Lia gergin bir şekilde yutkunarak şahinin bacağını dürttü. Kuş, burnunu parmağına değdirmeden önce ona baktı. Soğuk tüyleri tüylerini diken diken etti ama düşmanca olmadığını anlayabiliyordu. Cesaretini toplayarak pencereyi biraz daha açtı ve kurdeleyi çekiştirdi. Şahin sanki Lia'nın ondan korktuğunu biliyormuş gibi hareketsiz kaldı.

"Üzgünüm cici kuş." diye mırıldandı. "Seni çok uzun süre ortada beklettiğimi biliyorum ama... bu benim için, değil mi? Beni gagalama, tamam mı?"

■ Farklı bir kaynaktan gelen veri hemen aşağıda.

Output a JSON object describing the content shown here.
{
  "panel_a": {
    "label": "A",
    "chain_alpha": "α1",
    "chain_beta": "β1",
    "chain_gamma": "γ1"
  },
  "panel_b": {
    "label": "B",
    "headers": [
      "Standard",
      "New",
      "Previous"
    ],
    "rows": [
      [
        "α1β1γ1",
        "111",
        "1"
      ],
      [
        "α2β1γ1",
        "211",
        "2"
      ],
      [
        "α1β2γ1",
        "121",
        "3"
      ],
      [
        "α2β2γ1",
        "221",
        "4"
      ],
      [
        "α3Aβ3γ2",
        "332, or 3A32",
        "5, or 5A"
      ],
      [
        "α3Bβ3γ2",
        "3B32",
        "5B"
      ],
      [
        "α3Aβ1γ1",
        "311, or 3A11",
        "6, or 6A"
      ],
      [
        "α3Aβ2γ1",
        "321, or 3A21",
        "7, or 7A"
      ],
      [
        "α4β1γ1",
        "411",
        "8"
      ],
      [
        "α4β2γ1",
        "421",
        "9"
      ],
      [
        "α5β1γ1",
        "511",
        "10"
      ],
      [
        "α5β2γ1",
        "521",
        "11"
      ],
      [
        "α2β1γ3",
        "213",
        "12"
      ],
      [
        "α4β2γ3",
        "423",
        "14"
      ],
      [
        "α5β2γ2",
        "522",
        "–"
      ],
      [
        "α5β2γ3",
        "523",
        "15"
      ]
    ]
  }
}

Kuşun onu anlayamayacağını herkes kadar Lia da biliyordu, ama gerginliği onun durmadan konuşmasına neden oluyordu. Sonunda titreyen elleriyle notu kurtardı ve tökezleyerek odaya geri döndü ve kakaolu tepsiyi devirdi. Şahin kanatlarını açıp uzaklara doğru süzüldüğünde kupayı almak için eğildi.

Az önce ne oldu?

Lia elindeki parşömene bakarak gergin bir şekilde güldü. Başardıklarıyla gurur duyuyordu; haberci kuşlar hakkında biraz bir şeyler okumuştu, ama bir tanesini şahsen görmek! Ve hatta dokunmak!

Kimin kendisine bir mesaj iletmek için şahin gönderebileceğini merak ederek notu dikkatlice açtı. Ancak, ilk satırı okur okumaz zihni boşaldı.

[Sevgili Camellia'm,]

Camellia'm mı?

Camellius'a hitaben yazılmış olsaydı olası adayları bulmakta zorlanırdı ama onun gerçek adını bilen çok fazla insan yoktu.

Lia, Claude'u düşünmeden edemedi. Düzgün el yazısı dükü andırıyordu.

Hayır. İmkanı yok.

Notu masanın üzerine bırakıp pencereyi açtı ama şahin ortalıkta görünmüyordu. Ancak kesin olan bir şey vardı - notu gönderen kişi aynı zamanda kuşun da sahibiydi.

Ayrıca başkentten ayrılmadan önce yapacak başka bir işi olduğu anlamına da geliyordu.